Goals get a bad rap for equaling success. That’s usually where those goal setting traps come into play. Instead, goals should lead us to success. In other words, your success is a direct result of taking the necessary actions to meet your predefined goals.


The SMART goal formula is a common tool used to define goals. It’s great for creating clarity around what we’re actually striving towards. And, maybe your SMART goal is part of a bigger, more elaborate goal. Great! Let’s make sure we’re intentionally taking actions to fulfill the parameters identified in the SMART goal.

(Here’s a refresher on SMART goals if it’s a little foggy: S-Specific, M-Measurable, A-Attainable, R-Realistic, T – Timeline).

My guess is you’ve probably had more than your fair share of SMART goal setting sessions with super thoughtful and detailed information. If you’re specifically working in marketing, maybe you have something like this in your lineup for 2019:

S – I want our website to generate more leads by bringing more new users to our site with digital advertising.

M – A 20% increase in leads is our goal.

A – After testing audience targeting last year with a 10% increase, we increased our service market by 50 miles and understand our audience better.

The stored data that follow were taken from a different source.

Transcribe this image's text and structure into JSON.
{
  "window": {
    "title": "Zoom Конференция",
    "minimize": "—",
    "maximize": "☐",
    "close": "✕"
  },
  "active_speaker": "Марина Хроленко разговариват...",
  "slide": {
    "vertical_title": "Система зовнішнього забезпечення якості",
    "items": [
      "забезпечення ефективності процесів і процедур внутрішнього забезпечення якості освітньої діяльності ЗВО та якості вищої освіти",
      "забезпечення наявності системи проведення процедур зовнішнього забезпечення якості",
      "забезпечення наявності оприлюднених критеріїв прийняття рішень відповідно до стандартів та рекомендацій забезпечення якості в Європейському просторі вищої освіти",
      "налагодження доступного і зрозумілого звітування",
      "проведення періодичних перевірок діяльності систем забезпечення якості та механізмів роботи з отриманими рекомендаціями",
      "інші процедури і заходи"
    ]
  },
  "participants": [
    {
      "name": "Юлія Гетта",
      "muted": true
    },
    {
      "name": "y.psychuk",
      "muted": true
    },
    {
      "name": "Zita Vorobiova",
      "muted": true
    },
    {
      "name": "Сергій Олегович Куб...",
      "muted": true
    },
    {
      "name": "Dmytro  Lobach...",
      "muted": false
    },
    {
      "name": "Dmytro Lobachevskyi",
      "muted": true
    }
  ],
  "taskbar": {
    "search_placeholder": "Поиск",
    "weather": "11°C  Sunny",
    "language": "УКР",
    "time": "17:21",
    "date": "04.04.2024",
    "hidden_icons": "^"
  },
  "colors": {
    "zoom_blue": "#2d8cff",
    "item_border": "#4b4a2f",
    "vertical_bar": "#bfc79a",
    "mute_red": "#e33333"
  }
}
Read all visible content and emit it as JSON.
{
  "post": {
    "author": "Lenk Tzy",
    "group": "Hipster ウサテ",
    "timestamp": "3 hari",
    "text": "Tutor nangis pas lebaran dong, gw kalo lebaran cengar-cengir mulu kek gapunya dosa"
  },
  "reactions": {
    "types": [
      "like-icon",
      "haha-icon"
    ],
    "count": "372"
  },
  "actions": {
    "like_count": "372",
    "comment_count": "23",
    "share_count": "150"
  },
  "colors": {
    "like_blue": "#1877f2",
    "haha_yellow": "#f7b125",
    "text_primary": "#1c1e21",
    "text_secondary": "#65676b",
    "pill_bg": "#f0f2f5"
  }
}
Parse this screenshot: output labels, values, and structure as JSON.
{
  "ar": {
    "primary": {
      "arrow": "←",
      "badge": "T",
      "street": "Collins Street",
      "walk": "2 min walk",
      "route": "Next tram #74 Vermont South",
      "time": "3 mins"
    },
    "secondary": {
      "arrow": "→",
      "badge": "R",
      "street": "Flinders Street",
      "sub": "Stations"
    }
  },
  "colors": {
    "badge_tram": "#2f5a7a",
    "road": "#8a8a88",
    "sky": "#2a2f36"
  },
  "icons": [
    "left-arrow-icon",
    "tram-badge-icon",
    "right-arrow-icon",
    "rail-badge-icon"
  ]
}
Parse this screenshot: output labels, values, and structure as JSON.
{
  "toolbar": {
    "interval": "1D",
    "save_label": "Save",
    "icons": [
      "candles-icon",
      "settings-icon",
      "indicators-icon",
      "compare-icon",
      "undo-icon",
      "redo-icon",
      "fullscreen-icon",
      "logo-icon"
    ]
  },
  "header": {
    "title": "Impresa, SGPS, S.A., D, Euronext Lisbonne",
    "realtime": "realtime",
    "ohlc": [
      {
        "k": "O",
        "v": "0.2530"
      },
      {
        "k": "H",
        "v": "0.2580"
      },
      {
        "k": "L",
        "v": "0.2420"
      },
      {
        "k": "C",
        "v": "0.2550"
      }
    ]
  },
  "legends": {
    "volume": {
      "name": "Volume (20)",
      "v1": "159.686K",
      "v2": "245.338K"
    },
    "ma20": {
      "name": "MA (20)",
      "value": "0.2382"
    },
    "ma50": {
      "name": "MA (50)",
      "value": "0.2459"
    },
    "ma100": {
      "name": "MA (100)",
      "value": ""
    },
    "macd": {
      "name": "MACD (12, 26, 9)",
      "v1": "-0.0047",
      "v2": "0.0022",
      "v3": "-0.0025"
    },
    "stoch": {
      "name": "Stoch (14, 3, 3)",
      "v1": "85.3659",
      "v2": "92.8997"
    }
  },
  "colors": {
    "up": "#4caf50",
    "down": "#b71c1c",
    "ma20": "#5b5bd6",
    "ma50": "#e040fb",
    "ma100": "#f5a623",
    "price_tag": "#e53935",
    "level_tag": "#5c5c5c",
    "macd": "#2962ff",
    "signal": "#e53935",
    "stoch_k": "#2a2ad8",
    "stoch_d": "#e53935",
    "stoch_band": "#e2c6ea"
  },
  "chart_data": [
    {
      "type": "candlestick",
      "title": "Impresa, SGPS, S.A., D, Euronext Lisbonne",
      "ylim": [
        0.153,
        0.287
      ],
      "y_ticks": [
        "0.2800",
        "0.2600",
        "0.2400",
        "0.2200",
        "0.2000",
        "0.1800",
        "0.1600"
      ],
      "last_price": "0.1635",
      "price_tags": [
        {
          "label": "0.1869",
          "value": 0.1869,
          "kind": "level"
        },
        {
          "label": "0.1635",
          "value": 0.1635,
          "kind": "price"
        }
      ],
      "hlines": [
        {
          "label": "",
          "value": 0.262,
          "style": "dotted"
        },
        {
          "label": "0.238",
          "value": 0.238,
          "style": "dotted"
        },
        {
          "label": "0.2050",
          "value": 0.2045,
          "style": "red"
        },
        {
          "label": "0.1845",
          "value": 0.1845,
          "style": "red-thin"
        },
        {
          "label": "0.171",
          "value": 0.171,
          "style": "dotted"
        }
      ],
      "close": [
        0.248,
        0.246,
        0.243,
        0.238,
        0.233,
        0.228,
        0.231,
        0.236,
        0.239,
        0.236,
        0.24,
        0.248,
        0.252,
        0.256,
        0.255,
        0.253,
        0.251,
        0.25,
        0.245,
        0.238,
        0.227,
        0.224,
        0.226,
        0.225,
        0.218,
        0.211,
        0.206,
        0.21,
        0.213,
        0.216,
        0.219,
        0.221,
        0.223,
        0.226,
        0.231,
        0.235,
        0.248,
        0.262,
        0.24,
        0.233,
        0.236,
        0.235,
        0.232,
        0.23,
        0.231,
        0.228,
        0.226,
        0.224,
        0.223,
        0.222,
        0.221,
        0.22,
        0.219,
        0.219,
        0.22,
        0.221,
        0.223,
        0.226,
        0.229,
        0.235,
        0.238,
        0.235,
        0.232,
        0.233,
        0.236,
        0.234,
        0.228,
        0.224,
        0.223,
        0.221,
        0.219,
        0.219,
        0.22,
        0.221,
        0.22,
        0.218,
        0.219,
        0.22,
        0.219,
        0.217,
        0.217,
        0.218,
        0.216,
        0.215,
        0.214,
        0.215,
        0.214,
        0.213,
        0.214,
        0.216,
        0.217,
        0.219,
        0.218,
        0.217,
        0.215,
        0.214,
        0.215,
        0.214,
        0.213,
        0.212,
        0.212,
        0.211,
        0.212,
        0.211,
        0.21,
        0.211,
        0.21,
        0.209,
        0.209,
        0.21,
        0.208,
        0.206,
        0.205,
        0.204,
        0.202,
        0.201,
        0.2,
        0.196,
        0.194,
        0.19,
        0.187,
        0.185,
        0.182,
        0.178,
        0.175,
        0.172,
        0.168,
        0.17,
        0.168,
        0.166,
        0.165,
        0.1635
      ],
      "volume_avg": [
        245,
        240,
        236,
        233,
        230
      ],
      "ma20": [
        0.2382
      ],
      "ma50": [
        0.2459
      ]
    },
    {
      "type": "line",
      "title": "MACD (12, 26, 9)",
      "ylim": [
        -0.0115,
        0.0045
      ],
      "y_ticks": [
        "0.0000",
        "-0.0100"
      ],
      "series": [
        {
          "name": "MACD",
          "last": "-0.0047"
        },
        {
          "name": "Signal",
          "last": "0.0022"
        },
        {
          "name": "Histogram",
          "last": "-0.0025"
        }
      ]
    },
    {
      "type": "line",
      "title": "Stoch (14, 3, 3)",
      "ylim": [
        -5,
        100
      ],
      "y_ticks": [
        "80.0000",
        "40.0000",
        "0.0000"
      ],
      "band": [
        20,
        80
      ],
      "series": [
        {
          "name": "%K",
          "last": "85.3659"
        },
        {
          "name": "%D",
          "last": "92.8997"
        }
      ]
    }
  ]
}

R – When we drive new users to the website, our online conversion completion rate increases.

T – By the end of 2019.

SMART Goal: At the end of 2019, our website will generate 20% more leads as a result of more specific targeting with digital advertising and an increased service market.


What happened next? We work with a lot of people who set some great goals, but aren’t so sure how they’re going to get there. Guilty as charged.

When I initially set out to earn my IAB certification, I knew I needed to study and I knew there were resources online. But I didn’t create a study plan or any check points to make sure I was putting in the right kind of work to reach my goal – to be led to success.

Let’s go back to that SMART goal example: At the end of 2019, our website will generate 20% more leads as a result of more specific targeting with digital advertising and an increased service market.

My plan of attack might look something like this:

1 – Analyze the website traffic to see which sources brought the most new users.

2 – Analyze the website traffic to see which sources converted the most new users.

3 – Analyze the data of last year’s digital media campaigns to determine which audiences clicked on our ads the most, spent the most time onsite, and converted the most.

4 –Start a digital marketing campaign for the channels that brought the highest converting new users targeting the audiences who clicked on and converted from the ads the most.

5 – Every 30 days, evaluate the analytics traffic and digital campaign to compare data to last year’s numbers at this time.

6 – Rinse & Repeat…about quarterly. Are your numbers trending towards the end result? If not, what can you change?

You can put all the work in the world into a fabulously written goal, you can use tools like SMART goals, and even print it on a super colorful page and tape it to your computer screen, but still come up short. Identifying the work you will do to measure up the results, and what check points there are determine if your plan of attack is working or if your goal is relevant and attainable is the sure-fire way to stick to those New Year Resolution feelings and crush 2019!